Extracting values from comma separated lists


When given a list of comma separated values like 3, asdf, *#, 1212.3, I would like to extract each of these values, not including the comma, so I would have a value list like [3, "asdf", "*#", 1212.3] (not as a textual representation like that, but as an array of 'hits'). How would I do this?


Solution

  • First off, if you are dealing with CSV files, don't use regex or your own parser. Basically when you think things are simple they really aren't, Stop Rolling Your Own CSV Parser.

    Next up, you say that you would like to have an array ([3, "asdf", "*#", 1212.3]). This looks to be mixing types and can not be done in a static language. And ultimately is very inefficient even using std.variant. For each parsed value you'd have code like:

    try {
        auto data = to!double(parsedValue);
        auto data2 = to!int(data);
        if(data == data2)
            returnThis = Variant(data2);
        else
            returnThis = Variant(data);
    } catch(ConvException ce) { }
    

    Now if your data is truely separated by some defined set of characters, and isn't broken into records with new lines, then you can use split(", ") from std.algorithm. Otherwise use a CSV parser. If you don't want to follow the standard wrap the parser so the data is what you desire. In your example you have spaces, which are not to be ignored by the CSV format, so call strip() on the output.
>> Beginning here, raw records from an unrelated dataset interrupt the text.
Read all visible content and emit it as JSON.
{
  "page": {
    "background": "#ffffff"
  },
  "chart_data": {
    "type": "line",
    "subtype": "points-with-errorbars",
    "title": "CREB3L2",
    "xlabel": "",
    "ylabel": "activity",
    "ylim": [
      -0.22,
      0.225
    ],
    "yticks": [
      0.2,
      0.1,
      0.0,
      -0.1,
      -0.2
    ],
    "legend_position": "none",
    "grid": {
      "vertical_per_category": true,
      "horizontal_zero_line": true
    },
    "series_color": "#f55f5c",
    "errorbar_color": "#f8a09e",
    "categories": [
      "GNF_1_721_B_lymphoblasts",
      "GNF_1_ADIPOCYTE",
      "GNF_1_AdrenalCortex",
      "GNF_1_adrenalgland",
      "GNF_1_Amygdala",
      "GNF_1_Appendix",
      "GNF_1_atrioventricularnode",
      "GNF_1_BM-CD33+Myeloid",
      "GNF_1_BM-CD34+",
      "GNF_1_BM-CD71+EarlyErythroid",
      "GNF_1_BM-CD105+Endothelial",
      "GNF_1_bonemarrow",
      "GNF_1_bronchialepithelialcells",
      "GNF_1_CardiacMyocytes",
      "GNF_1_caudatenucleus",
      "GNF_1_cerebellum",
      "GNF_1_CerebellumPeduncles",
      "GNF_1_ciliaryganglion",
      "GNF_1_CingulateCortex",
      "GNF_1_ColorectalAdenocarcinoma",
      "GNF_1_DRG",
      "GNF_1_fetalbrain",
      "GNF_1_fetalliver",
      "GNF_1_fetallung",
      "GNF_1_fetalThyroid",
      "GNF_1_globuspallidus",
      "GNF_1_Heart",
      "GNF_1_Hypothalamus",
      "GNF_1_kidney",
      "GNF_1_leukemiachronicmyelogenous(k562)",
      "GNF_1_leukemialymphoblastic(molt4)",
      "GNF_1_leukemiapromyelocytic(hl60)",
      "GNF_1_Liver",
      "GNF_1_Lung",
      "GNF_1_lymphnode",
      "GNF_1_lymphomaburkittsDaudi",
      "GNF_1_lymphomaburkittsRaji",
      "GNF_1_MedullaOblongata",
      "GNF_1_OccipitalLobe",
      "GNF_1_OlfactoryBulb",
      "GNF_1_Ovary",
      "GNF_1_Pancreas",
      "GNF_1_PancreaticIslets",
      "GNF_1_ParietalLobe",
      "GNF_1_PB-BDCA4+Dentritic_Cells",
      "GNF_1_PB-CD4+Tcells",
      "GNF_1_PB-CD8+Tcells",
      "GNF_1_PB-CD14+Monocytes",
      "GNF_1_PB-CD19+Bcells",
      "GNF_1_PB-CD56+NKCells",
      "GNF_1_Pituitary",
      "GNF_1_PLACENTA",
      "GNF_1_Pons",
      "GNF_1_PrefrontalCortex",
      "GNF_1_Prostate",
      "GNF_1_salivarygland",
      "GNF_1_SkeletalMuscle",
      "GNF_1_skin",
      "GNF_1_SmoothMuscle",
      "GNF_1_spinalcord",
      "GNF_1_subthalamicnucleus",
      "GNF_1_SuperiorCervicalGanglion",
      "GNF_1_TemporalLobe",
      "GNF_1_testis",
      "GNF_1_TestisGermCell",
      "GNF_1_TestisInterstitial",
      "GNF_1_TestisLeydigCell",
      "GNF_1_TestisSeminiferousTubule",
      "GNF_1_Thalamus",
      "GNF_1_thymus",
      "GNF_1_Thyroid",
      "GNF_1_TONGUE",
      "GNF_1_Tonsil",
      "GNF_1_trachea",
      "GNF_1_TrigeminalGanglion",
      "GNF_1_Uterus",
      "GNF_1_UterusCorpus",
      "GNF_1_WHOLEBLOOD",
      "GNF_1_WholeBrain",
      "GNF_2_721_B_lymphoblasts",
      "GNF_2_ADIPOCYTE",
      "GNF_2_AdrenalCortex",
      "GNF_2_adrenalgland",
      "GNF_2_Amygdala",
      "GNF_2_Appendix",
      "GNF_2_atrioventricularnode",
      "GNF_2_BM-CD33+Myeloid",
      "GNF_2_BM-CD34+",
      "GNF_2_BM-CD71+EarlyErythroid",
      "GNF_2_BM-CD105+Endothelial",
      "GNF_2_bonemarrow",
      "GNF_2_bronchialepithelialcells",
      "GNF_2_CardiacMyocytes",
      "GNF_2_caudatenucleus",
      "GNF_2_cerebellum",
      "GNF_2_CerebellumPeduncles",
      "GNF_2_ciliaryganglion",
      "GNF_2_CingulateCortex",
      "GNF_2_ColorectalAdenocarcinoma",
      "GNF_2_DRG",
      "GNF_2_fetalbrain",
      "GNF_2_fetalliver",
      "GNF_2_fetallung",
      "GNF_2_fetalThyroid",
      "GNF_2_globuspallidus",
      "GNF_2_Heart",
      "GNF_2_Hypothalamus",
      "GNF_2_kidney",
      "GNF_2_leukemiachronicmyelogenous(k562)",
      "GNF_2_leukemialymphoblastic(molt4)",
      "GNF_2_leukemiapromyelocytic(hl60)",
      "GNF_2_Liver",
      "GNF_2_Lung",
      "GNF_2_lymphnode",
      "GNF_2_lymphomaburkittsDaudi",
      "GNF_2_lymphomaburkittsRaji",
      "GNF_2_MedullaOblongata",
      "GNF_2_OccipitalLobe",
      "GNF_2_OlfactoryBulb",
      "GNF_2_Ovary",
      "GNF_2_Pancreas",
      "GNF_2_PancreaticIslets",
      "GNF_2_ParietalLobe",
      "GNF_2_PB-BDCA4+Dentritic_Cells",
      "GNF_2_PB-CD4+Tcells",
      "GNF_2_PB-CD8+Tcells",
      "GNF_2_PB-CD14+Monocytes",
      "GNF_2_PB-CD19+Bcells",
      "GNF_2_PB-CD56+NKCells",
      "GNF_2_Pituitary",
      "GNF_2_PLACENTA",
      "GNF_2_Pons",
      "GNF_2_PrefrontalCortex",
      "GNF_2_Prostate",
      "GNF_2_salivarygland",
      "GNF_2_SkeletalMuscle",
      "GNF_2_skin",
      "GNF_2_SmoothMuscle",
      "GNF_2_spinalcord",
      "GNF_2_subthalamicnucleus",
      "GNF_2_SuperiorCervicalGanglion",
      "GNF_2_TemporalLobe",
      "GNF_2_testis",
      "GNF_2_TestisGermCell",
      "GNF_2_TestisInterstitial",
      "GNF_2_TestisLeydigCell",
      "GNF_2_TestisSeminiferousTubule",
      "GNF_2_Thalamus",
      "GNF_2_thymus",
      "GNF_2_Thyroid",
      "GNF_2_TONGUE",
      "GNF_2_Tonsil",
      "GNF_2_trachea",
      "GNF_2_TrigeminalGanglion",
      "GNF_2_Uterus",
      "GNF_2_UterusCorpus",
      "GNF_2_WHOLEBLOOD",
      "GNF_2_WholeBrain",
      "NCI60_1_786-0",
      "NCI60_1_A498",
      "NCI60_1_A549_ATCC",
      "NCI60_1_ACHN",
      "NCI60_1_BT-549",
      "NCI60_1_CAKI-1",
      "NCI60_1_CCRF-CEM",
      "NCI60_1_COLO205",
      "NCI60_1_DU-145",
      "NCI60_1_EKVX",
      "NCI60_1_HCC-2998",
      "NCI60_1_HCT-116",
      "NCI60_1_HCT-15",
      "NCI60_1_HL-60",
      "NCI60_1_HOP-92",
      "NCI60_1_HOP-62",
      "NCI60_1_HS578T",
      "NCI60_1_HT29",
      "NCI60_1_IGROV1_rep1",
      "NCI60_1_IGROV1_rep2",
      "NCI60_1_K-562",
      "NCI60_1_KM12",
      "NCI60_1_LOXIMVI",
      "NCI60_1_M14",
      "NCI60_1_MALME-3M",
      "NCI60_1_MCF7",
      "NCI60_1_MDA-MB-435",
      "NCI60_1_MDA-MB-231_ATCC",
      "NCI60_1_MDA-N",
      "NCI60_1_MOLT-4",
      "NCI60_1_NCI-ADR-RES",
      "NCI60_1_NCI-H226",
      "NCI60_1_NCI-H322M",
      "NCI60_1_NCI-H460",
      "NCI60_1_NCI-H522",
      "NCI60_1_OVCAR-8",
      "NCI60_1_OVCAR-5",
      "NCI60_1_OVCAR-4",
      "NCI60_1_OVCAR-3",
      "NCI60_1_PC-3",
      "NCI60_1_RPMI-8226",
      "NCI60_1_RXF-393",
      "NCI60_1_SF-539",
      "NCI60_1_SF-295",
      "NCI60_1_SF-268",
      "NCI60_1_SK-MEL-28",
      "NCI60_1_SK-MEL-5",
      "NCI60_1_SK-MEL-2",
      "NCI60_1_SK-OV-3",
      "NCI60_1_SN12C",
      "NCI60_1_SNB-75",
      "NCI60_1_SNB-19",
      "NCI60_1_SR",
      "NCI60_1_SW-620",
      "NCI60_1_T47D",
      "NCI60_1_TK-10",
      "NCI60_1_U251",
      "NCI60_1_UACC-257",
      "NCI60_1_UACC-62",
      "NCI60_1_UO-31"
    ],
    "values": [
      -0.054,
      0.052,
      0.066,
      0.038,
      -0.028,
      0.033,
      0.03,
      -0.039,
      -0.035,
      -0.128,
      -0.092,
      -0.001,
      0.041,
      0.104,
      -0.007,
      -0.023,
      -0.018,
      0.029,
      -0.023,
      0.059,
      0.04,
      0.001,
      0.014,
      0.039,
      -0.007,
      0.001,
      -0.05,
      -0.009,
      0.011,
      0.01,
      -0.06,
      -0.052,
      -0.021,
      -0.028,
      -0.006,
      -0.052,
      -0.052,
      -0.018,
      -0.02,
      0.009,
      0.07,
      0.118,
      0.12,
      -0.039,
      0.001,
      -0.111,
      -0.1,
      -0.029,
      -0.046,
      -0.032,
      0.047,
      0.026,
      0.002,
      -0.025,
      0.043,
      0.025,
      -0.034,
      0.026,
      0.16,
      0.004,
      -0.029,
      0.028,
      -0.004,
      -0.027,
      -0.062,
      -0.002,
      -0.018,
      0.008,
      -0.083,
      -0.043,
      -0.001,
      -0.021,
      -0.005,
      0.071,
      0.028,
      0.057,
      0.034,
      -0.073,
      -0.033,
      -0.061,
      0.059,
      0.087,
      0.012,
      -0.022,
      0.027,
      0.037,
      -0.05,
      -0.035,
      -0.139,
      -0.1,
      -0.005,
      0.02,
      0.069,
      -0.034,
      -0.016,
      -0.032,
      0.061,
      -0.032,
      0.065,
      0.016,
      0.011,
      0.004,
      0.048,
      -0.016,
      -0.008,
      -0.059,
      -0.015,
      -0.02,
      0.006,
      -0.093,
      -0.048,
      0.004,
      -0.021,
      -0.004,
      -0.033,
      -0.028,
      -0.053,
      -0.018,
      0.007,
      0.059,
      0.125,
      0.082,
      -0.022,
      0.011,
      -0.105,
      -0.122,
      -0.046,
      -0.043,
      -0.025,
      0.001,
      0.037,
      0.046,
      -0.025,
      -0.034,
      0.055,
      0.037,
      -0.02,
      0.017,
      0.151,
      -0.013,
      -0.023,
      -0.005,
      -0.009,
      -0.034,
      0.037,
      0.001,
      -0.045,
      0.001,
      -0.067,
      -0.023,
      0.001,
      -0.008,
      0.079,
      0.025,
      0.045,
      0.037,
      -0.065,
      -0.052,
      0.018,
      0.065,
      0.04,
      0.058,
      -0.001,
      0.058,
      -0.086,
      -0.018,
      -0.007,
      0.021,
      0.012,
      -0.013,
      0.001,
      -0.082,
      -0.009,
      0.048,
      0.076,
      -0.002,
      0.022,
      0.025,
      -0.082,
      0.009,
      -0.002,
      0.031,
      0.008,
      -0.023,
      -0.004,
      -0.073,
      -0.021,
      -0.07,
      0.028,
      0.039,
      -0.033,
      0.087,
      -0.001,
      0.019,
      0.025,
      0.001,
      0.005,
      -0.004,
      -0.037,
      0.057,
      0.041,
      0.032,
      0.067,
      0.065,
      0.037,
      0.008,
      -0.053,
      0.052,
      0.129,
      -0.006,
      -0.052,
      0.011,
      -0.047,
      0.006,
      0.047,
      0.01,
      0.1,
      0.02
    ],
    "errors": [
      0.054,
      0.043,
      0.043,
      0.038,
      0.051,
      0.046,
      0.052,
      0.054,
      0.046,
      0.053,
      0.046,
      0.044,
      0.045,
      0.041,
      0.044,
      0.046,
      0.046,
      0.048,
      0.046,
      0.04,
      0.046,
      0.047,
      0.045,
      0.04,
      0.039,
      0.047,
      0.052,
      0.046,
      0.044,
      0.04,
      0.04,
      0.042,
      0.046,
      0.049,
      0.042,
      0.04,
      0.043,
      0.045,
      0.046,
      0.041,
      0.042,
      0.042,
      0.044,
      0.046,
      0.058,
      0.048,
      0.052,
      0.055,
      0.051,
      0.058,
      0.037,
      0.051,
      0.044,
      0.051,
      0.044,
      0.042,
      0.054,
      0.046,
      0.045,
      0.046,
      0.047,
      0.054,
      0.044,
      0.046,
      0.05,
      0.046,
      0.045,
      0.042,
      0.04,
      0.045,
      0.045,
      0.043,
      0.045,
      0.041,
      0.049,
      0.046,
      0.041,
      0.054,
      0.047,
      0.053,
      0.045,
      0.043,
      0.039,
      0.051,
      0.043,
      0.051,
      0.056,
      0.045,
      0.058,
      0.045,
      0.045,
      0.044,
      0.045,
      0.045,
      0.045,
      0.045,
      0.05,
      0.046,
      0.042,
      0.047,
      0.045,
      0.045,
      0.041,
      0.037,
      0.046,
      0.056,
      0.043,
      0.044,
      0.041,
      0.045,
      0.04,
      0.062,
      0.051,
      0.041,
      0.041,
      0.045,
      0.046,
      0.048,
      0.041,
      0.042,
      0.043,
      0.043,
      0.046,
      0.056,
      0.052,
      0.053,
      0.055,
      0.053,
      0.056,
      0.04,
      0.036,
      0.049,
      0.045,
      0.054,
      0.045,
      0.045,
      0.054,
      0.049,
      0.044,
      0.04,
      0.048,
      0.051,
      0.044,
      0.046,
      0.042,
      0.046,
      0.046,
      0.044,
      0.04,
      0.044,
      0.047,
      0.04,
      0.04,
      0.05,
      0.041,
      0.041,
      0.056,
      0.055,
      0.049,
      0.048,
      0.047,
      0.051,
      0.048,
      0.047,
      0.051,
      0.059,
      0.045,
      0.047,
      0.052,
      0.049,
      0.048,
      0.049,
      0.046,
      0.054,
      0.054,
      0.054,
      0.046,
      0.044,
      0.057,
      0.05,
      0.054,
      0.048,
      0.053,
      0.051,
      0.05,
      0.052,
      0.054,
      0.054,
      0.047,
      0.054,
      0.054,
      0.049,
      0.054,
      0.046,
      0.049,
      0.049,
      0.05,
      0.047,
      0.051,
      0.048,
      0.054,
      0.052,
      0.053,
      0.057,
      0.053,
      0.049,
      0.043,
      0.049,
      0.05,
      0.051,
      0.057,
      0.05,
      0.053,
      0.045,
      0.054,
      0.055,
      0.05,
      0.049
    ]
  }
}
    In the article I linked it mentions that what commonly happens is that people will write a parser in its simplest form and not handle the more complicated cases. So when you look for a CSV parser you'll find many that just don't cut it. This writing your own parser comes up, which I say is fine just handle all valid CSV files.

    Luckily you don't need to write your own as I reciently made a CSV Parser for D. Error checking isn't done currently, I don't know the best way to report issues such that parsing can be corrected and continue. Usage examples are found in the unittest blocks. You can parse over a struct too:

    struct MyData {
        int a;
        string b;
        string c;
        double d
    }
    
    foreach(data; csv.csv!MyData(str)) // I think I'll need to change the module/function name
        //...